Once in Barrow I met up with the Healy’s science party and taken to the NARL (National Arctic Research Lab) huts where we would be staying. We had some time to look around Barrow before flying out to meet the Healy. At first Barrow seemed a barren and uninviting place, foggy and desolate but I soon came to change my views. With a rich cultural history, fascinating relationship with science and friendly local population I really enjoyed my short time there and hope to return one day.

A short but exciting helicopter ride later I was finally aboard the Healy, issued with a pager so I could be contacted by anyone onboard and shown my room. I ended up sharing with Chad and Ben, both National Ice Centre observers who I would be working closely with over the next five weeks.

The Healy headed due north once everyone was aboard, the fog once again causing some delay. Within 48 hours I saw my first piece of ice! A large piece of melting multi-year, time to start my observations!

In order for my experiment to work I need to get sets of parallel observations, one using the historic terms and one using the modern. Chad and Ben from the NIC would be making the modern observations and I would be making observations using the terms defined by William Scoresby Junior in 1821. It was agreed observations would start at 10am and be taken every 2 hours up till 8pm. Alongside the actual ice observation, position, wind direction and wind speed would be recorded.

Everyone aboard was assigned a watch, to monitor the multi beam sonar that was being used to map the sea floor. I got lucky and my watch 12pm to 6pm, there being 4 of us on watch I was still able to complete my ice observations.

 I had a couple of preconceptions about the sea ice before I had actually seen it. First I presumed being there in the end of summer all I would see was ice in various stages of melting and secondly that ice the was relatively static.

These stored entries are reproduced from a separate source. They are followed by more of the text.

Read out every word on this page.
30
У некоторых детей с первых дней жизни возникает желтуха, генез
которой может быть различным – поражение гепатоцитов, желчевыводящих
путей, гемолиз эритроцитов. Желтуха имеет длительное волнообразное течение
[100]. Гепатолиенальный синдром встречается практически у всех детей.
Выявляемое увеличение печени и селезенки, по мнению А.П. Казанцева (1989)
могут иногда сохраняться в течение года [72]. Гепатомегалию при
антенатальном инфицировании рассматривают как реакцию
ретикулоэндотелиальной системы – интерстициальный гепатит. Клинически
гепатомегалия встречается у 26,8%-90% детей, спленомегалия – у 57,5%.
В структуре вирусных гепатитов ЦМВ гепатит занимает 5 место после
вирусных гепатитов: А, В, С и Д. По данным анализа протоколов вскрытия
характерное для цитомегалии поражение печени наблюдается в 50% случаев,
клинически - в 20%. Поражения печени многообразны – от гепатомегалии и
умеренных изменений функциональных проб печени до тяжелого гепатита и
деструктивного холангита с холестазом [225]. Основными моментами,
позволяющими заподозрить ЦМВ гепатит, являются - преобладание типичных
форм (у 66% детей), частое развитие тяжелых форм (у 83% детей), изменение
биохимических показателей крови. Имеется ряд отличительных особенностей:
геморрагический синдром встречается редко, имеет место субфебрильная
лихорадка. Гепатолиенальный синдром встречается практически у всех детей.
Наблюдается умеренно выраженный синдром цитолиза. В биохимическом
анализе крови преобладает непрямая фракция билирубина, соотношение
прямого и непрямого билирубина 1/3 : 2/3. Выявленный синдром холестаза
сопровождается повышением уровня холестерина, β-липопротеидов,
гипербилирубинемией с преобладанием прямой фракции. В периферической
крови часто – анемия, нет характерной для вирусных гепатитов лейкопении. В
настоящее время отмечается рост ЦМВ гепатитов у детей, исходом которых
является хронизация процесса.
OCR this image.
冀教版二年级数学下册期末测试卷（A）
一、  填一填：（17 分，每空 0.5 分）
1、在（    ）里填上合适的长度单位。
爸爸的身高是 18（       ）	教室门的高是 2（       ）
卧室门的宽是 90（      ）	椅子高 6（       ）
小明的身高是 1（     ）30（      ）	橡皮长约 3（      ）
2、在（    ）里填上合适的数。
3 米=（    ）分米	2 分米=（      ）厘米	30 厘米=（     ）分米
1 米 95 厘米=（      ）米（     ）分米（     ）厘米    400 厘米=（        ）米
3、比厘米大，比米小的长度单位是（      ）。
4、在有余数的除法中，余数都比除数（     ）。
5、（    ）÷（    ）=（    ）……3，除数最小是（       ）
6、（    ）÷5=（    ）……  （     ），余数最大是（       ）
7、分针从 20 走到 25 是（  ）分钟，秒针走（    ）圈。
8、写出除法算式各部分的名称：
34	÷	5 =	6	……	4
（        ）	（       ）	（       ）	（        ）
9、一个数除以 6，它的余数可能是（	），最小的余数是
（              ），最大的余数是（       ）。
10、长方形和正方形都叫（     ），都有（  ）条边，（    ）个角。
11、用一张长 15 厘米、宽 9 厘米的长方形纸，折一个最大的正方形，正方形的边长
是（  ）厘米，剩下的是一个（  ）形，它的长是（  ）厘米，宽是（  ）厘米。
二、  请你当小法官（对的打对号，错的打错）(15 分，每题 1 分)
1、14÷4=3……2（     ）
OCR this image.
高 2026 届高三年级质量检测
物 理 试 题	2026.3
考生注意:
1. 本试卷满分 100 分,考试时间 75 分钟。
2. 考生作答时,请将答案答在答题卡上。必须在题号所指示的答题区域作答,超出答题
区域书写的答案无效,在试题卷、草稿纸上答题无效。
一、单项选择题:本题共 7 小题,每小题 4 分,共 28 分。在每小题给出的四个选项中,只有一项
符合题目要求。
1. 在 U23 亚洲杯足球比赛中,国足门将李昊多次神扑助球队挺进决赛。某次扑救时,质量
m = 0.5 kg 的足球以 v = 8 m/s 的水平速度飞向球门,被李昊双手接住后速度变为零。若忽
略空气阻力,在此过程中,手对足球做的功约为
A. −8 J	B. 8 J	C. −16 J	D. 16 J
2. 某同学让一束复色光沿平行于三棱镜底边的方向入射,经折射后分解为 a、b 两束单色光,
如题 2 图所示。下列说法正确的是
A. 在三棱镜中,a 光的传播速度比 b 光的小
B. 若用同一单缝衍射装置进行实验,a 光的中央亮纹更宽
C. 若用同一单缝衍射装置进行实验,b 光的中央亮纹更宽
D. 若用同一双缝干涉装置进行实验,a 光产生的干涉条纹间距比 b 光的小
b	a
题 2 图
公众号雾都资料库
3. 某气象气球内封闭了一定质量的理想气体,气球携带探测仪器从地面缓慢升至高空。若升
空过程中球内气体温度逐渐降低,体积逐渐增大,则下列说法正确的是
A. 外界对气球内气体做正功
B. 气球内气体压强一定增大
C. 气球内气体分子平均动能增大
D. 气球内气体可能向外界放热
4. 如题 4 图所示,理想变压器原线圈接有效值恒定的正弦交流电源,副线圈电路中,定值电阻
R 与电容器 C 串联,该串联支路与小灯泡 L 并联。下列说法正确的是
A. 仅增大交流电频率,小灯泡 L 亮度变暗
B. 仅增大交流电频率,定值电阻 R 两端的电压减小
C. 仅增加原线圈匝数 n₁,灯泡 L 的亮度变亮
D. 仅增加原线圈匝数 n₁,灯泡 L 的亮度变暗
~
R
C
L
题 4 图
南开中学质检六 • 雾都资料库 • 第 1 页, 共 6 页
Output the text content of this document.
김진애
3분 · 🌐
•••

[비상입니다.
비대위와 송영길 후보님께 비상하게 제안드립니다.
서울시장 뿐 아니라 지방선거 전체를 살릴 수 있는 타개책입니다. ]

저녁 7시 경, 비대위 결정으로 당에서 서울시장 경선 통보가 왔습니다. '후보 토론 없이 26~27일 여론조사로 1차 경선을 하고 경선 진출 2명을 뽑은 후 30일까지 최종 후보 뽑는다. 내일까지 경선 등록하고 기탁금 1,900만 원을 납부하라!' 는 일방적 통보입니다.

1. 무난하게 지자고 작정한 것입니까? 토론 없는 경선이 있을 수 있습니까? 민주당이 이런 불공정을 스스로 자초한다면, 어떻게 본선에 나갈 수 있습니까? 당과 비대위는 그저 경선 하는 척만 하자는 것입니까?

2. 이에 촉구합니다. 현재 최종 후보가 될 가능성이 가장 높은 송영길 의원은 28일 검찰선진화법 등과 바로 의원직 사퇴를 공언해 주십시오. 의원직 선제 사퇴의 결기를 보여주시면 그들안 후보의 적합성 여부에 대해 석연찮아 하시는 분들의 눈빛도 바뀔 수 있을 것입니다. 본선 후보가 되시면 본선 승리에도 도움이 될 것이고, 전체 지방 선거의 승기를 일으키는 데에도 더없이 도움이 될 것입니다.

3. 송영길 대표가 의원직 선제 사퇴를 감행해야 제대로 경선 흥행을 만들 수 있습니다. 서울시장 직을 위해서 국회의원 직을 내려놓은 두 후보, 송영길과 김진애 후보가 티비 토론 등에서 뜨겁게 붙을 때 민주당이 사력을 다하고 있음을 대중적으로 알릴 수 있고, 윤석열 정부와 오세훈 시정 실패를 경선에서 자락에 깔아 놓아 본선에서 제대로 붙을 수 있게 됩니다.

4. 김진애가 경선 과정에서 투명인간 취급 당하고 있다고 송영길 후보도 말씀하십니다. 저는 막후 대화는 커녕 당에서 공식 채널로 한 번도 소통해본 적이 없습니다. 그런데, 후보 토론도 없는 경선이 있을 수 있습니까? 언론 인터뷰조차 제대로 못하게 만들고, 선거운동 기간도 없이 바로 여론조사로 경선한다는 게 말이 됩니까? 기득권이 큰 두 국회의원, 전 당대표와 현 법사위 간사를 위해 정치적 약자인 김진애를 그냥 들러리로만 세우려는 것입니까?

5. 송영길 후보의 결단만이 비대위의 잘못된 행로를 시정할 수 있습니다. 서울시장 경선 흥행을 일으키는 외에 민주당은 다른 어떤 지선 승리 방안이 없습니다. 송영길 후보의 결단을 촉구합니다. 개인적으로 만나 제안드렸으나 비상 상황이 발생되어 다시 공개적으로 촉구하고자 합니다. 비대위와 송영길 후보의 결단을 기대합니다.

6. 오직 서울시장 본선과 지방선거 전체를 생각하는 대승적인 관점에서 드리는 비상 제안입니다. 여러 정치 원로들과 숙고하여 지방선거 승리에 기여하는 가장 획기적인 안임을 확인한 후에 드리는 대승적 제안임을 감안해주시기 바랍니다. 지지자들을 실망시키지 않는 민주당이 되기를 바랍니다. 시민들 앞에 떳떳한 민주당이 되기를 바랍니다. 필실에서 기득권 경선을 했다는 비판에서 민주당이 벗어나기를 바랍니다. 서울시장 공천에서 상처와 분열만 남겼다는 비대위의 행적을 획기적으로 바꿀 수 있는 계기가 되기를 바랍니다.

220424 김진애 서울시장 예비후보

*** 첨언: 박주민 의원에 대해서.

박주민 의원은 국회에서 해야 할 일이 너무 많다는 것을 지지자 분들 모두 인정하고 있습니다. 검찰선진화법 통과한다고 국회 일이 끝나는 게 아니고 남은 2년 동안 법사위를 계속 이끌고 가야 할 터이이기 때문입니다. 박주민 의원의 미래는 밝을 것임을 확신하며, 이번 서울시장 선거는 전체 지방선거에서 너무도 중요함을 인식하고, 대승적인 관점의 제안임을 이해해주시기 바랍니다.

In reality the ice is extremely dynamic, constantly being moved by the wind. Also we saw all stages of ice development, from newly freezing grease and nilas ice to rotten ice. 

I had been worried I may not see any ice at all! This year saw a new record low sea ice minimum in the Arctic, with a large storm melting a lot of ice before I’d left even left the UK. Thankfully I saw much ice, despite getting as far north as 84N we were almost constantly in the Marginal Ice Zone. This was good for my observations as this is where the whalers hunted, but it is not good for the Arctic in general as at that latitude is usually solid pack ice.

The highlight of the cruise, apart from getting a lot of good data, was seeing five polar bears, including a mother and cub! It’s amazing to see them in their natural habitat out on the sea ice, hundreds of miles from any land.

We didn’t see any whales up in the ice but were treated to a few sightings when travelling south through the Bering Strait to Dutch Harbour, Unalaska, where I was to leave the Healy.

It was truly an amazing experience that as forwarded no end my understanding of sea ice and the conditions the whalers worked.

I would like to thank Professor Larry Mayer from University of New Hampshire for letting me aboard, Jack Wolskin York for providing me with the gear to keep warm up there and finally the crew of the Healy for ensuring a safe and successful cruise for all aboard.